On 3/8/21 5:31 PM, Andy Shevchenko wrote:
On Mon, Mar 08, 2021 at 05:35:59PM +0200, Andy Shevchenko wrote:
On Mon, Mar 08, 2021 at 04:25:05PM +0100, Maximilian Luz wrote:
Following commit 036e126c72eb ("pinctrl: intel: Split
intel_pinctrl_add_padgroups() for better maintenance"),
gpiochip_get_desc() is broken on some Kaby Lake R devices (specifically
a Microsoft Surface Book 2), returning -EINVAL for GPIOs that in reality
should be there (they are defined in ACPI and have been accessible
previously).
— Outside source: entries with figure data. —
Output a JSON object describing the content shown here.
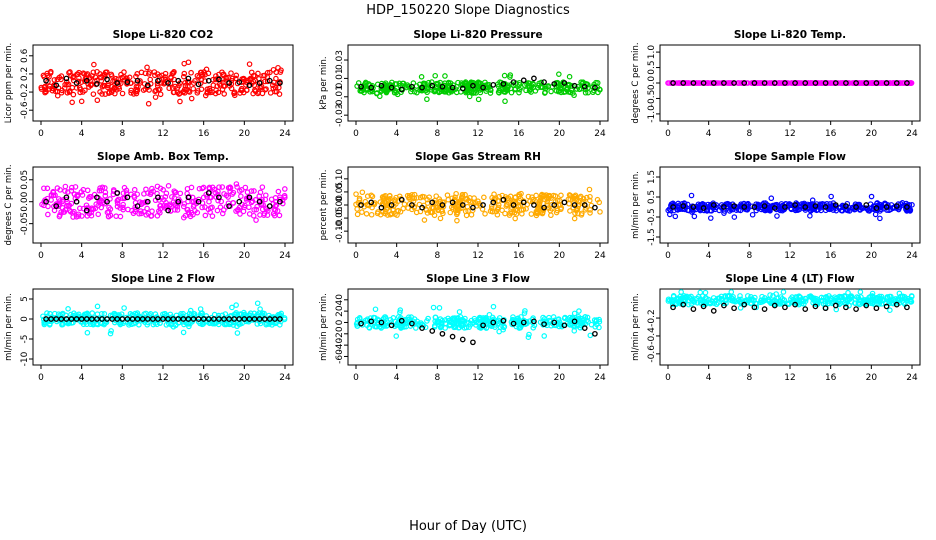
{
  "figure": {
    "title": "HDP_150220  Slope Diagnostics",
    "xlabel": "Hour of Day (UTC)"
  },
  "chart_data": [
    {
      "type": "scatter",
      "title": "Slope Li-820 CO2",
      "ylabel": "Licor ppm per min.",
      "xlim": [
        0,
        24
      ],
      "ylim": [
        -0.75,
        0.75
      ],
      "xticks": [
        0,
        4,
        8,
        12,
        16,
        20,
        24
      ],
      "yticks": [
        -0.6,
        -0.2,
        0.2,
        0.6
      ],
      "yticklabels": [
        "-0.6",
        "-0.2",
        "0.2",
        "0.6"
      ],
      "color": "#ff0000",
      "highlight_color": "#000000",
      "scatter_y": 0.25,
      "sparse_y": 0.5,
      "series": [
        {
          "x": [
            0.5,
            1.5,
            2.5,
            3.5,
            4.5,
            5.5,
            6.5,
            7.5,
            8.5,
            9.5,
            10.5,
            11.5,
            12.5,
            13.5,
            14.5,
            15.5,
            16.5,
            17.5,
            18.5,
            19.5,
            20.5,
            21.5,
            22.5,
            23.5
          ],
          "y": [
            0.05,
            -0.05,
            0.1,
            0.0,
            0.05,
            -0.02,
            0.08,
            0.0,
            0.02,
            0.05,
            -0.05,
            0.05,
            0.0,
            0.05,
            0.1,
            -0.03,
            0.05,
            0.08,
            0.0,
            0.02,
            -0.05,
            0.0,
            0.05,
            0.0
          ]
        }
      ]
    },
    {
      "type": "scatter",
      "title": "Slope Li-820 Pressure",
      "ylabel": "kPa per min.",
      "xlim": [
        0,
        24
      ],
      "ylim": [
        -0.032,
        0.042
      ],
      "xticks": [
        0,
        4,
        8,
        12,
        16,
        20,
        24
      ],
      "yticks": [
        -0.03,
        -0.01,
        0.01,
        0.03
      ],
      "yticklabels": [
        "-0.03",
        "-0.01",
        "0.01",
        "0.03"
      ],
      "color": "#00cc00",
      "highlight_color": "#000000",
      "scatter_y": 0.006,
      "sparse_y": 0.015,
      "series": [
        {
          "x": [
            0.5,
            1.5,
            2.5,
            3.5,
            4.5,
            5.5,
            6.5,
            7.5,
            8.5,
            9.5,
            10.5,
            11.5,
            12.5,
            13.5,
            14.5,
            15.5,
            16.5,
            17.5,
            18.5,
            19.5,
            20.5,
            21.5,
            22.5,
            23.5
          ],
          "y": [
            0.001,
            0.0,
            0.002,
            0.0,
            -0.002,
            0.001,
            0.0,
            0.002,
            0.001,
            0.0,
            -0.001,
            0.002,
            0.0,
            0.003,
            0.004,
            0.006,
            0.008,
            0.01,
            0.006,
            0.004,
            0.005,
            0.002,
            0.001,
            0.0
          ]
        }
      ]
    },
    {
      "type": "scatter",
      "title": "Slope Li-820 Temp.",
      "ylabel": "degrees C per min.",
      "xlim": [
        0,
        24
      ],
      "ylim": [
        -1.1,
        1.1
      ],
      "xticks": [
        0,
        4,
        8,
        12,
        16,
        20,
        24
      ],
      "yticks": [
        -1.0,
        -0.5,
        0.0,
        0.5,
        1.0
      ],
      "yticklabels": [
        "-1.0",
        "-0.5",
        "0.0",
        "0.5",
        "1.0"
      ],
      "color": "#ff00ff",
      "highlight_color": "#000000",
      "scatter_y": 0.0,
      "sparse_y": 0.0,
      "series": [
        {
          "x": [
            0.5,
            1.5,
            2.5,
            3.5,
            4.5,
            5.5,
            6.5,
            7.5,
            8.5,
            9.5,
            10.5,
            11.5,
            12.5,
            13.5,
            14.5,
            15.5,
            16.5,
            17.5,
            18.5,
            19.5,
            20.5,
            21.5,
            22.5,
            23.5
          ],
          "y": [
            0,
            0,
            0,
            0,
            0,
            0,
            0,
            0,
            0,
            0,
            0,
            0,
            0,
            0,
            0,
            0,
            0,
            0,
            0,
            0,
            0,
            0,
            0,
            0
          ]
        }
      ]
    },
    {
      "type": "scatter",
      "title": "Slope Amb. Box Temp.",
      "ylabel": "degrees C per min.",
      "xlim": [
        0,
        24
      ],
      "ylim": [
        -0.085,
        0.07
      ],
      "xticks": [
        0,
        4,
        8,
        12,
        16,
        20,
        24
      ],
      "yticks": [
        -0.05,
        0.0,
        0.05
      ],
      "yticklabels": [
        "-0.05",
        "0.00",
        "0.05"
      ],
      "color": "#ff00ff",
      "highlight_color": "#000000",
      "scatter_y": 0.035,
      "sparse_y": 0.045,
      "series": [
        {
          "x": [
            0.5,
            1.5,
            2.5,
            3.5,
            4.5,
            5.5,
            6.5,
            7.5,
            8.5,
            9.5,
            10.5,
            11.5,
            12.5,
            13.5,
            14.5,
            15.5,
            16.5,
            17.5,
            18.5,
            19.5,
            20.5,
            21.5,
            22.5,
            23.5
          ],
          "y": [
            0.0,
            -0.01,
            0.01,
            0.0,
            -0.02,
            0.01,
            0.0,
            0.02,
            0.01,
            -0.01,
            0.0,
            0.01,
            -0.02,
            0.0,
            0.01,
            0.0,
            0.02,
            0.01,
            -0.01,
            0.0,
            0.01,
            0.0,
            -0.01,
            0.0
          ]
        }
      ]
    },
    {
      "type": "scatter",
      "title": "Slope Gas Stream RH",
      "ylabel": "percent per min.",
      "xlim": [
        0,
        24
      ],
      "ylim": [
        -0.13,
        0.13
      ],
      "xticks": [
        0,
        4,
        8,
        12,
        16,
        20,
        24
      ],
      "yticks": [
        -0.1,
        -0.05,
        0.0,
        0.05,
        0.1
      ],
      "yticklabels": [
        "-0.10",
        "-0.05",
        "0.00",
        "0.05",
        "0.10"
      ],
      "color": "#ffaa00",
      "highlight_color": "#000000",
      "scatter_y": 0.04,
      "sparse_y": 0.06,
      "series": [
        {
          "x": [
            0.5,
            1.5,
            2.5,
            3.5,
            4.5,
            5.5,
            6.5,
            7.5,
            8.5,
            9.5,
            10.5,
            11.5,
            12.5,
            13.5,
            14.5,
            15.5,
            16.5,
            17.5,
            18.5,
            19.5,
            20.5,
            21.5,
            22.5,
            23.5
          ],
          "y": [
            0.0,
            0.01,
            -0.01,
            0.0,
            0.02,
            0.0,
            -0.01,
            0.01,
            0.0,
            0.01,
            0.0,
            -0.01,
            0.0,
            0.01,
            0.02,
            0.0,
            0.01,
            0.0,
            -0.01,
            0.0,
            0.01,
            0.0,
            0.0,
            -0.01
          ]
        }
      ]
    },
    {
      "type": "scatter",
      "title": "Slope Sample Flow",
      "ylabel": "ml/min per min.",
      "xlim": [
        0,
        24
      ],
      "ylim": [
        -1.6,
        1.8
      ],
      "xticks": [
        0,
        4,
        8,
        12,
        16,
        20,
        24
      ],
      "yticks": [
        -1.5,
        -0.5,
        0.5,
        1.5
      ],
      "yticklabels": [
        "-1.5",
        "-0.5",
        "0.5",
        "1.5"
      ],
      "color": "#0000ff",
      "highlight_color": "#000000",
      "scatter_y": 0.2,
      "sparse_y": 0.6,
      "series": [
        {
          "x": [
            0.5,
            1.5,
            2.5,
            3.5,
            4.5,
            5.5,
            6.5,
            7.5,
            8.5,
            9.5,
            10.5,
            11.5,
            12.5,
            13.5,
            14.5,
            15.5,
            16.5,
            17.5,
            18.5,
            19.5,
            20.5,
            21.5,
            22.5,
            23.5
          ],
          "y": [
            0.0,
            0.05,
            0.0,
            -0.05,
            0.1,
            0.0,
            0.05,
            0.0,
            0.0,
            0.05,
            -0.05,
            0.0,
            0.1,
            0.0,
            0.05,
            0.0,
            0.1,
            0.05,
            0.0,
            0.1,
            -0.05,
            0.0,
            0.05,
            0.0
          ]
        }
      ]
    },
    {
      "type": "scatter",
      "title": "Slope Line 2 Flow",
      "ylabel": "ml/min per min.",
      "xlim": [
        0,
        24
      ],
      "ylim": [
        -10.5,
        6.5
      ],
      "xticks": [
        0,
        4,
        8,
        12,
        16,
        20,
        24
      ],
      "yticks": [
        -10,
        -5,
        0,
        5
      ],
      "yticklabels": [
        "-10",
        "-5",
        "0",
        "5"
      ],
      "color": "#00ffff",
      "highlight_color": "#000000",
      "scatter_y": 1.5,
      "sparse_y": 4.0,
      "series": [
        {
          "x": [
            0.5,
            1.0,
            1.5,
            2.0,
            2.5,
            3.0,
            3.5,
            4.0,
            4.5,
            5.0,
            5.5,
            6.0,
            6.5,
            7.0,
            7.5,
            8.0,
            8.5,
            9.0,
            9.5,
            10.0,
            10.5,
            11.0,
            11.5,
            12.0,
            12.5,
            13.0,
            13.5,
            14.0,
            14.5,
            15.0,
            15.5,
            16.0,
            16.5,
            17.0,
            17.5,
            18.0,
            18.5,
            19.0,
            19.5,
            20.0,
            20.5,
            21.0,
            21.5,
            22.0,
            22.5,
            23.0,
            23.5
          ],
          "y": [
            0,
            0,
            0,
            0,
            0,
            0,
            0,
            0,
            0,
            0,
            0,
            0,
            0,
            0,
            0,
            0,
            0,
            0,
            0,
            0,
            0,
            0,
            0,
            0,
            0,
            0,
            0,
            0,
            0,
            0,
            0,
            0,
            0,
            0,
            0,
            0,
            0,
            0,
            0,
            0,
            0,
            0,
            0,
            0,
            0,
            0,
            0
          ]
        }
      ]
    },
    {
      "type": "scatter",
      "title": "Slope Line 3 Flow",
      "ylabel": "ml/min per min.",
      "xlim": [
        0,
        24
      ],
      "ylim": [
        -68,
        52
      ],
      "xticks": [
        0,
        4,
        8,
        12,
        16,
        20,
        24
      ],
      "yticks": [
        -60,
        -40,
        -20,
        0,
        20,
        40
      ],
      "yticklabels": [
        "-60",
        "-40",
        "-20",
        "0",
        "20",
        "40"
      ],
      "color": "#00ffff",
      "highlight_color": "#000000",
      "scatter_y": 10,
      "sparse_y": 28,
      "series": [
        {
          "x": [
            0.5,
            1.5,
            2.5,
            3.5,
            4.5,
            5.5,
            6.5,
            7.5,
            8.5,
            9.5,
            10.5,
            11.5,
            12.5,
            13.5,
            14.5,
            15.5,
            16.5,
            17.5,
            18.5,
            19.5,
            20.5,
            21.5,
            22.5,
            23.5
          ],
          "y": [
            -2,
            2,
            0,
            -5,
            3,
            -2,
            -10,
            -15,
            -20,
            -25,
            -30,
            -35,
            -5,
            0,
            3,
            -2,
            0,
            2,
            -3,
            0,
            -5,
            2,
            -10,
            -20
          ]
        }
      ]
    },
    {
      "type": "scatter",
      "title": "Slope Line 4 (LT) Flow",
      "ylabel": "ml/min per min.",
      "xlim": [
        0,
        24
      ],
      "ylim": [
        -0.68,
        0.08
      ],
      "xticks": [
        0,
        4,
        8,
        12,
        16,
        20,
        24
      ],
      "yticks": [
        -0.6,
        -0.4,
        -0.2
      ],
      "yticklabels": [
        "-0.6",
        "-0.4",
        "-0.2"
      ],
      "color": "#00ffff",
      "highlight_color": "#000000",
      "scatter_y": 0.05,
      "sparse_y": 0.12,
      "series": [
        {
          "x": [
            0.5,
            1.5,
            2.5,
            3.5,
            4.5,
            5.5,
            6.5,
            7.5,
            8.5,
            9.5,
            10.5,
            11.5,
            12.5,
            13.5,
            14.5,
            15.5,
            16.5,
            17.5,
            18.5,
            19.5,
            20.5,
            21.5,
            22.5,
            23.5
          ],
          "y": [
            -0.08,
            -0.05,
            -0.1,
            -0.07,
            -0.12,
            -0.06,
            -0.09,
            -0.05,
            -0.08,
            -0.1,
            -0.06,
            -0.08,
            -0.05,
            -0.1,
            -0.07,
            -0.09,
            -0.06,
            -0.08,
            -0.1,
            -0.06,
            -0.09,
            -0.07,
            -0.05,
            -0.08
          ]
        }
      ]
    }
  ]
}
Due to this, gpiod_get() fails with -ENOENT.
Reverting this commit fixes that issue and the GPIOs in question are
accessible again.
I would like to have more information.
Can you enable PINCTRL and GPIO debug options in the kernel, and show dmesg
output (when kernel command line has 'ignore_loglevel' option) for both working
and non-working cases?
Also if it's possible to have DSDT.dsl of the device in question along with
output of `grep -H 15 /sys/bus/acpi/devices/*/status`.
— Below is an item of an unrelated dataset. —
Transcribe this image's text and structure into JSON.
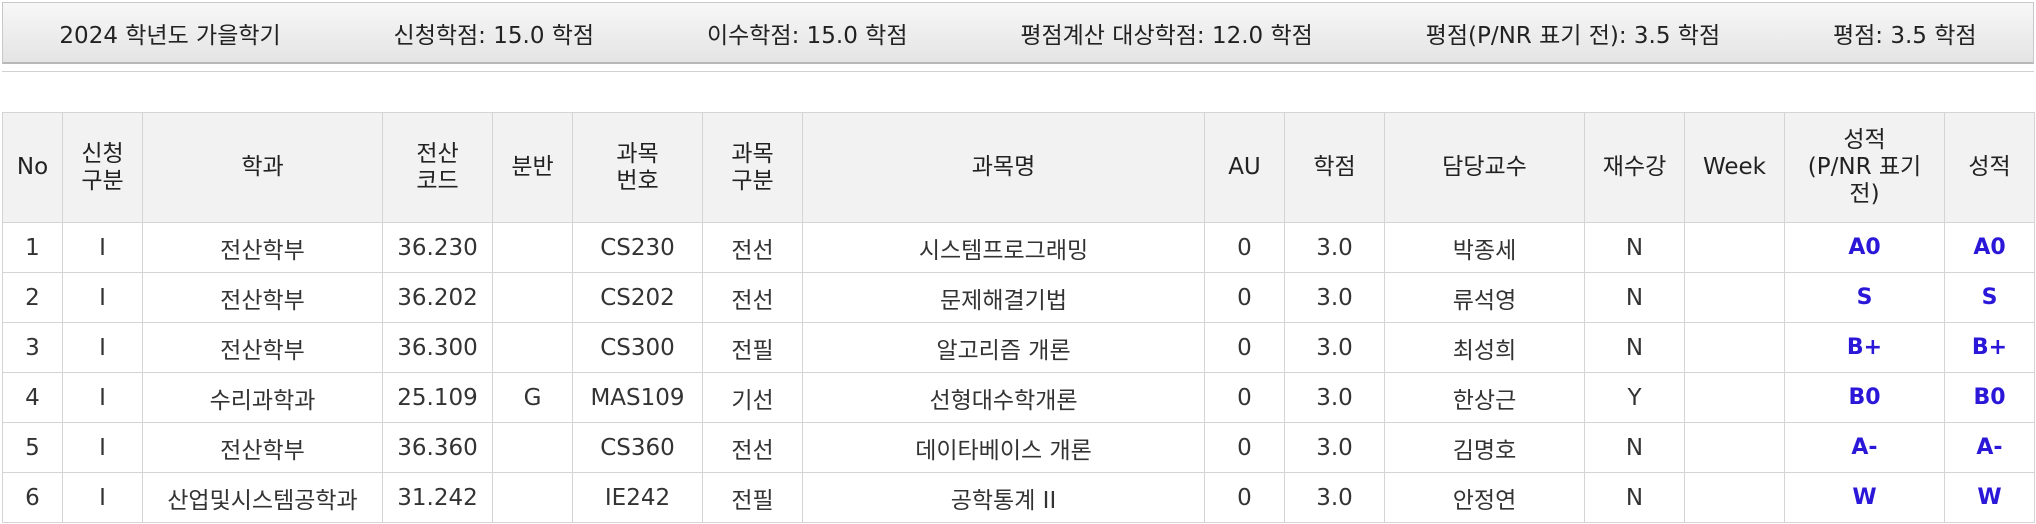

There is probably a better option than straight up reverting this, so
consider this more of a bug-report.
Indeed.
Can you test if the below helps (probably you have to apply it by editing
the file manually):
--- a/drivers/pinctrl/intel/pinctrl-intel.c
+++ b/drivers/pinctrl/intel/pinctrl-intel.c
@@ -1392,6 +1392,7 @@ static int intel_pinctrl_add_padgroups_by_size(struct intel_pinctrl *pctrl,
gpps[i].size = min(gpp_size, npins);
npins -= gpps[i].size;
+ gpps[i].gpio_base = gpps[i].base;
gpps[i].padown_num = padown_num;
That does fix the issue! Thanks for the fast response and fix!